In fact according to the American Psychiatric Association, of the symptoms of PTSD many do suffer from a tendency to self medicate in order to numb emotions. Or they are prone to states of hyper-arousal that may lead to fits of emotional rage and violent tendencies. Many suffer both, in addition to having flashbacks where something triggers the memory of the trauma and, in essence, they re-live the experience.
In the case of the Pruitts, Deneese's mother said that, although her daughter expressed she was discontent shortly before her death, there were no signs that Deneese and her husband were having problems that would lead to the murder-suicide. Neighbors described them as a happy couple.
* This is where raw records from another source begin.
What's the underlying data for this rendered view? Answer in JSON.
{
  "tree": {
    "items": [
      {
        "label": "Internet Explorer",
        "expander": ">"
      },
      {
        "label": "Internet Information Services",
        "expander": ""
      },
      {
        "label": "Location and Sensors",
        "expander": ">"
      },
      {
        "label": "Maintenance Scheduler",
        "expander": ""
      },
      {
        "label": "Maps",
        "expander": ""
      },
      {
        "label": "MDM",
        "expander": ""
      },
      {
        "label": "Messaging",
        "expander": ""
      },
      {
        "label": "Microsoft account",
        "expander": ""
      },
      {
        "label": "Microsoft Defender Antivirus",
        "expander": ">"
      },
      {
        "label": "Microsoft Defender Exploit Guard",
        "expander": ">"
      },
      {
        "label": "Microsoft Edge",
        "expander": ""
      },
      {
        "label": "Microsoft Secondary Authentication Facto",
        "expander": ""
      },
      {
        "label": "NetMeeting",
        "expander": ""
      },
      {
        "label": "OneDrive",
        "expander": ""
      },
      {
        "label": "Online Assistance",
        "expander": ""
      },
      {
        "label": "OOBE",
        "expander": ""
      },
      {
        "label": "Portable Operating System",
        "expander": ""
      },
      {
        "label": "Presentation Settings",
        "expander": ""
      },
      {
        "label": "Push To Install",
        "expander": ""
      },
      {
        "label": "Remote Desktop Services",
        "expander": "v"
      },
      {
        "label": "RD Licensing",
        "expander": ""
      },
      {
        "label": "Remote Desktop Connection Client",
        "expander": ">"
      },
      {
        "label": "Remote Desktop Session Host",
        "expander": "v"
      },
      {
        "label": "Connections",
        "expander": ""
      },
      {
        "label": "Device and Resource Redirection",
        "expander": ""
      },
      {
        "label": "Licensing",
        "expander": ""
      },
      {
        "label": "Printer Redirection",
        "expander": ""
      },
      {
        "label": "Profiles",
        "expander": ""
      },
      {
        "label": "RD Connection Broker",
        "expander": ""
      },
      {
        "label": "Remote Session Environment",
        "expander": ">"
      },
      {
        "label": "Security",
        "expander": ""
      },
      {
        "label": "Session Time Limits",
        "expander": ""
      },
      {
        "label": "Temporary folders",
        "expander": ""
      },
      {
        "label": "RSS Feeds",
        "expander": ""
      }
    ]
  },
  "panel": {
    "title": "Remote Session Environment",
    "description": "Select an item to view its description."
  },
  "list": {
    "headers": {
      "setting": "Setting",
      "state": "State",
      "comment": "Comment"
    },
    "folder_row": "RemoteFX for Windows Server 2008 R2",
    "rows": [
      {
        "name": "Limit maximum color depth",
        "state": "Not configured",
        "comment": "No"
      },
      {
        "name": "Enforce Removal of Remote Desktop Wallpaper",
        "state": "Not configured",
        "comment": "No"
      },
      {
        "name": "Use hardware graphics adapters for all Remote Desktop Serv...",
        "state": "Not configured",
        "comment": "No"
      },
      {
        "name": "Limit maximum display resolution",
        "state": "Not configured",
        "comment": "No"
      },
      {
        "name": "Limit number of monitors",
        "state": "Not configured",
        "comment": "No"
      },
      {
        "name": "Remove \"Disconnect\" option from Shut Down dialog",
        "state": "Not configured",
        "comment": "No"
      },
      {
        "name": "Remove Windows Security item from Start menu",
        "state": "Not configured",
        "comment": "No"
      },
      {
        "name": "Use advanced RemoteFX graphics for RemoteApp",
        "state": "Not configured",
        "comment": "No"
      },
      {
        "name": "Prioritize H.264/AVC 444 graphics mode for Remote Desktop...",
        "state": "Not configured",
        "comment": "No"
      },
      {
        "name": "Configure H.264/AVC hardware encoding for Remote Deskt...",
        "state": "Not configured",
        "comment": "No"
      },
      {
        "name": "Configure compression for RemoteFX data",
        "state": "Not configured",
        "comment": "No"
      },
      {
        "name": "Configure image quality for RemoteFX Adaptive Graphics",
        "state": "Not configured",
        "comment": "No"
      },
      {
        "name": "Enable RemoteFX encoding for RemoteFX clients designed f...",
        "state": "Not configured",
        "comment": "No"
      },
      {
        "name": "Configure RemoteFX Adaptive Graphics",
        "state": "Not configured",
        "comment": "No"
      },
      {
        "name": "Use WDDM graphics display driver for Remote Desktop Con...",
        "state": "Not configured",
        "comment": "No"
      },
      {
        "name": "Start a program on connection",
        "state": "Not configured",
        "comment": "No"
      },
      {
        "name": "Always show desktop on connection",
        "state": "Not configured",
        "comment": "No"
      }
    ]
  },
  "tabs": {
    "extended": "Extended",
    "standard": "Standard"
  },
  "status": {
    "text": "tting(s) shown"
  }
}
As for Luong, his brother-in-law, Lam Phengsisomboun, told reporters from the Mobile Press-Register that Luong had just recently become a crack addict given to bouts of violent anger. While living in Hinesville, Luong called the Hinesville Police Department after buying and using crack cocaine. He wanted the officers to help him get over his addiction. He was charged for possession of cocaine and was due to face the grand jury in February.
Phengsisomboun told the Press- Register, "As a normal person he was decent to his wife and kids. But he changed. He hit the kids all the time and I could see him getting fed up and throwing the kids off a bridge."
In Hinesville Luong's neighbor at Victory Village Mobile Home Park, James Drayton, described him as a moderately dressed and quiet individual who kept to himself and went to work to care for his family. In contrast Luong's other neighbor, Linda More said she knew Luong had a drug problem and heard him arguing with his wife on several occasions.